终于,灵光一现,苏澈有了计较。

    苛捐杂税也是相对于前朝而言的,他可以增加税种项目,但是,他也可以发布政令改善民生提高国民生产总值,令百姓完全有那个实力去承担繁重于前朝的税种。

    拊掌慨叹,他真他娘地是个人才!

    想明白了纠结难题,心情大好的苏澈便打算去天牢走一走他跟天命之子必走的剧情,虽然不能明着关心对方,但他可以去瞧瞧男主,初步掌握一下男主的精神面貌,思索日后的救赎对策。

    来到天牢,命人打开牢门,该说凑巧,男主也正好读档归来。

    瞧着瘫倒在地的男主姬玄,苏澈赶忙投入自己的角色当中,洗脑自己如今是渣男ls,为了达到这种效果,他特意没有去换下一身血腥的铠甲,就这般带着一身的杀戮气迈步走入其中。

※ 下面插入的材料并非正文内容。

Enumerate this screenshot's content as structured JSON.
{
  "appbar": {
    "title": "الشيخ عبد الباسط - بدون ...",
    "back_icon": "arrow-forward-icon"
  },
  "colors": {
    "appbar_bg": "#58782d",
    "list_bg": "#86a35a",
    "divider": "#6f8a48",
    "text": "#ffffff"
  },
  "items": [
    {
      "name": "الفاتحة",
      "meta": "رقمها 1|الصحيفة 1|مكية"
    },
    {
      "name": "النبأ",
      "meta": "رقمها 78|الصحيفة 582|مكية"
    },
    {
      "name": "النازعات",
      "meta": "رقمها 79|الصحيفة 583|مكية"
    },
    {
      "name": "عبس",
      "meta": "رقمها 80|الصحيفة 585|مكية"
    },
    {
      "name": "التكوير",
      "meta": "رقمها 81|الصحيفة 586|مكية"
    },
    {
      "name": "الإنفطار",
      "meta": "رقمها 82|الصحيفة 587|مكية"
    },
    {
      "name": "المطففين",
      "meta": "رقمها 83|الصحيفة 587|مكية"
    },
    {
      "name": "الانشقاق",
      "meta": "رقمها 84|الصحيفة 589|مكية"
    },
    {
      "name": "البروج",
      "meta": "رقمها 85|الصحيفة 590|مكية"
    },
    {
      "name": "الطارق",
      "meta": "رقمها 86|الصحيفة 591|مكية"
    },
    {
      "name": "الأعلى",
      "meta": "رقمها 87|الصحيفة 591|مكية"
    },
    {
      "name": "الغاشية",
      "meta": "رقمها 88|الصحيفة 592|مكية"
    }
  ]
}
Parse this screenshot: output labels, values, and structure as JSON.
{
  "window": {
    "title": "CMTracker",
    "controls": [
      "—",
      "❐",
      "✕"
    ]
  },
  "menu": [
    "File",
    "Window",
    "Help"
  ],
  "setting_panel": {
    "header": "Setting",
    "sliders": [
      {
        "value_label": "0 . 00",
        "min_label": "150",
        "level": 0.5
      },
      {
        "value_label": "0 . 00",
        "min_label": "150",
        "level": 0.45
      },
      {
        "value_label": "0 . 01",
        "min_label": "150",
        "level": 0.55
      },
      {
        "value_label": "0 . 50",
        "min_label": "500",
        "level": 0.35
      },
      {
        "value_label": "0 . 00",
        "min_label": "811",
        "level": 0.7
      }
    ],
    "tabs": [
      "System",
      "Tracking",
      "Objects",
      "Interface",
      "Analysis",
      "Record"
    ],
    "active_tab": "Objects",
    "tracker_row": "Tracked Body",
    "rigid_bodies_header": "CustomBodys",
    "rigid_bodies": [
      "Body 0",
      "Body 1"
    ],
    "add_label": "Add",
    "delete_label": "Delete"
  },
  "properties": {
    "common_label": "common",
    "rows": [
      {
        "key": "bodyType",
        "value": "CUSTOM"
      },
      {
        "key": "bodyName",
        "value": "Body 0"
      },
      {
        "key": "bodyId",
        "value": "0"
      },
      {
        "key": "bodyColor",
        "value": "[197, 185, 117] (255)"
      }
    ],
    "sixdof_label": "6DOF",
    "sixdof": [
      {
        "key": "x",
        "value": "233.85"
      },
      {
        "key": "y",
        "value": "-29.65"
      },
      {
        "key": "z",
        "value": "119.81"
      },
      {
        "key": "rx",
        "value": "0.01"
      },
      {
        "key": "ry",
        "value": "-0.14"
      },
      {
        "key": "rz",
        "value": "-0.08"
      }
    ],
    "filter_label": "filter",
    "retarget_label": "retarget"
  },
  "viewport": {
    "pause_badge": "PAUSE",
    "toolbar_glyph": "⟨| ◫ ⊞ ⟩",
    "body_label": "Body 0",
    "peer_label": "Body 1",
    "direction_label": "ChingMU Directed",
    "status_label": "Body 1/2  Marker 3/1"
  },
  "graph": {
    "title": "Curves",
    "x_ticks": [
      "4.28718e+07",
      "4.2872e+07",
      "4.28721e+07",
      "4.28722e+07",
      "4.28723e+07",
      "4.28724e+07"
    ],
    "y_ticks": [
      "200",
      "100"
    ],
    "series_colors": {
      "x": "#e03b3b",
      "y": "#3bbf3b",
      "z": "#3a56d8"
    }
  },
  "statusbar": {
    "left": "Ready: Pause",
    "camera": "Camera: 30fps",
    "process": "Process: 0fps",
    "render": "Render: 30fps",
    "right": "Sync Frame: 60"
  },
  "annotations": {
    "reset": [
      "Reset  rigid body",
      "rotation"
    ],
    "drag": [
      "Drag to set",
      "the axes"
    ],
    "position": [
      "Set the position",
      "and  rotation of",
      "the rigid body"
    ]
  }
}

    来到男主面前,半蹲下身,赶鸭子上架,尽量贴合一个基佬人设伸出手掐着对方的下巴,强迫男主正视自己。

    眼神之中也酝酿着戏,苏澈用着高高在上的命令口吻道:“从今日起,从苏姓,更名为十七,”拖长了语调,贴合人设道出了对方日后的位置地位,“而你,得学会喊我主人。”

    之后便露出了非常符合反派形象的邪魅一笑,欣赏着男主姬玄挣扎而憎恶的目光。

    没错,就是这样,恨他、怨他、然后遵从大事件剧情杀了他。

    而这一次,他发誓,也将是男主最后经历这些糟糕而晦暗的往事,他会竭尽全力,摸清该世界的本源,打破这死循环,使该世界重回正轨。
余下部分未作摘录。